The variance of the following probability distribution is:

\[ \begin{array}{|c|c|} \hline x & P(X) \\ \hline 0 & \frac{9}{16} \\ 1 & \frac{3}{8} \\ 2 & \frac{1}{16} \\ \hline \end{array} \]

• A. \(\frac{1}{8}\)
• B. \(\frac{5}{8}\)
• C. \(\frac{1}{4}\)
• D. \(\frac{3}{8}\)

Hint:

The variance of a probability distribution is calculated by subtracting the square of the expected value from the expected value of \(X^2\).

Answer 1

The Correct Option is D

The variance of a probability distribution is computed using the formula: \[ \text{Variance} = E(X^2) - (E(X))^2 \] Where: - \(E(X)\) represents the expected value (mean). - \(E(X^2)\) represents the expected value of \(X^2\).

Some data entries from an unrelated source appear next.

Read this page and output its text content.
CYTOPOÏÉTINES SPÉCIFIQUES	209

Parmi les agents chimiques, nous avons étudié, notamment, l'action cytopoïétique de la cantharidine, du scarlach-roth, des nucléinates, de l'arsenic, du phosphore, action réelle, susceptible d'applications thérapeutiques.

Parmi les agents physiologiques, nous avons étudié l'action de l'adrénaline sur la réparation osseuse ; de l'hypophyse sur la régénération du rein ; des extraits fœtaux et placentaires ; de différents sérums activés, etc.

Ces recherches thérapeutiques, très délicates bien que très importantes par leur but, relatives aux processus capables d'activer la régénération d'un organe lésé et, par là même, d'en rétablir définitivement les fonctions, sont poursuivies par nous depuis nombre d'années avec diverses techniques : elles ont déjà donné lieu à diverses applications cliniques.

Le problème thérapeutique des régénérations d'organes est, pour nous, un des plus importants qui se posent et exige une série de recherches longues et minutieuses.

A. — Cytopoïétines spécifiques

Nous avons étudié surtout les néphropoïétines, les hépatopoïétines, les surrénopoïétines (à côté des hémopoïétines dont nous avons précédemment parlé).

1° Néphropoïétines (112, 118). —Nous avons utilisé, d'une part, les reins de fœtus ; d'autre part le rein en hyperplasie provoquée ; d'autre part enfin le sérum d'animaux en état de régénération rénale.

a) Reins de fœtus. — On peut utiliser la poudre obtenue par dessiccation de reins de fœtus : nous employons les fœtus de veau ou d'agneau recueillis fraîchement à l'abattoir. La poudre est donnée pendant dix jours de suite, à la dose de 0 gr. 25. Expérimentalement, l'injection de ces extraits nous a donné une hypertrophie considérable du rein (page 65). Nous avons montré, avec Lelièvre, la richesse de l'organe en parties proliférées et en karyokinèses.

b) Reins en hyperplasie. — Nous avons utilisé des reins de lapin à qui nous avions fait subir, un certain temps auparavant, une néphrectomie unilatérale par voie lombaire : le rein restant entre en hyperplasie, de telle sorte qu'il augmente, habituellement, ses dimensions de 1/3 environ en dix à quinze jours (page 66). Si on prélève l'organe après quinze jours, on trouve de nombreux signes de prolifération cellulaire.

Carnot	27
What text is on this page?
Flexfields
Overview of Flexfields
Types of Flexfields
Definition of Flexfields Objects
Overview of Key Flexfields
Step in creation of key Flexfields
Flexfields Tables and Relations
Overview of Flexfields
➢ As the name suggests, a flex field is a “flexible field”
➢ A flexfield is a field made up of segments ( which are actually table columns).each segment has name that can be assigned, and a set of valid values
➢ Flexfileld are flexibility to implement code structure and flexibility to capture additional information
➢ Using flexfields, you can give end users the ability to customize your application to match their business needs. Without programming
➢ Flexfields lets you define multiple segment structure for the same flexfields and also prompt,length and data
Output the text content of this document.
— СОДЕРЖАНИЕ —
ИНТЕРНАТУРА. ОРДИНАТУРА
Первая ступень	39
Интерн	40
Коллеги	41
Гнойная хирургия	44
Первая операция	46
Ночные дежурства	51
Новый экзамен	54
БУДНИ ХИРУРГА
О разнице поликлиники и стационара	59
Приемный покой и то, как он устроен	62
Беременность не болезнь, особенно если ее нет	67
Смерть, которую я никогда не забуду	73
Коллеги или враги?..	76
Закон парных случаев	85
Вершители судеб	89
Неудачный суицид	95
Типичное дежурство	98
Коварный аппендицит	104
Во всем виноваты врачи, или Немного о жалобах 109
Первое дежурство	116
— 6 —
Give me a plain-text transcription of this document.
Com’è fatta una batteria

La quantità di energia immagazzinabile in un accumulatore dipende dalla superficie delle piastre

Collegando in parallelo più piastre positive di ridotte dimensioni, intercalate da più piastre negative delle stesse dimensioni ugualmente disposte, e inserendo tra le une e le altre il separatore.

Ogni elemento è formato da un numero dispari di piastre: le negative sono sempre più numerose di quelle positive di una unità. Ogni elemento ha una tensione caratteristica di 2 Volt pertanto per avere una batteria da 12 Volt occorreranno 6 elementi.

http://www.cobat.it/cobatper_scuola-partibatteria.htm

Calculation Steps: Step 1: Determine \(E(X)\), the expected value: \[ E(X) = \sum x \cdot P(X) \] \[ E(X) = (0 \times \frac{9}{16}) + (1 \times \frac{3}{8}) + (2 \times \frac{1}{16}) \] \[ E(X) = 0 + \frac{3}{8} + \frac{2}{16} = \frac{3}{8} + \frac{1}{8} = \frac{4}{8} = \frac{1}{2} \] Step 2: Determine \(E(X^2)\), the expected value of \(X^2\): \[ E(X^2) = \sum x^2 \cdot P(X) \] \[ E(X^2) = (0^2 \times \frac{9}{16}) + (1^2 \times \frac{3}{8}) + (2^2 \times \frac{1}{16}) \] \[ E(X^2) = 0 + \frac{3}{8} + \frac{4}{16} = \frac{3}{8} + \frac{1}{4} = \frac{3}{8} + \frac{2}{8} = \frac{5}{8} \] Step 3: Compute the variance: \[ \text{Variance} = E(X^2) - (E(X))^2 \] \[ \text{Variance} = \frac{5}{8} - \left(\frac{1}{2}\right)^2 = \frac{5}{8} - \frac{2}{8} = \frac{3}{8} \] Result: The variance for the provided probability distribution is \(\frac{3}{8}\).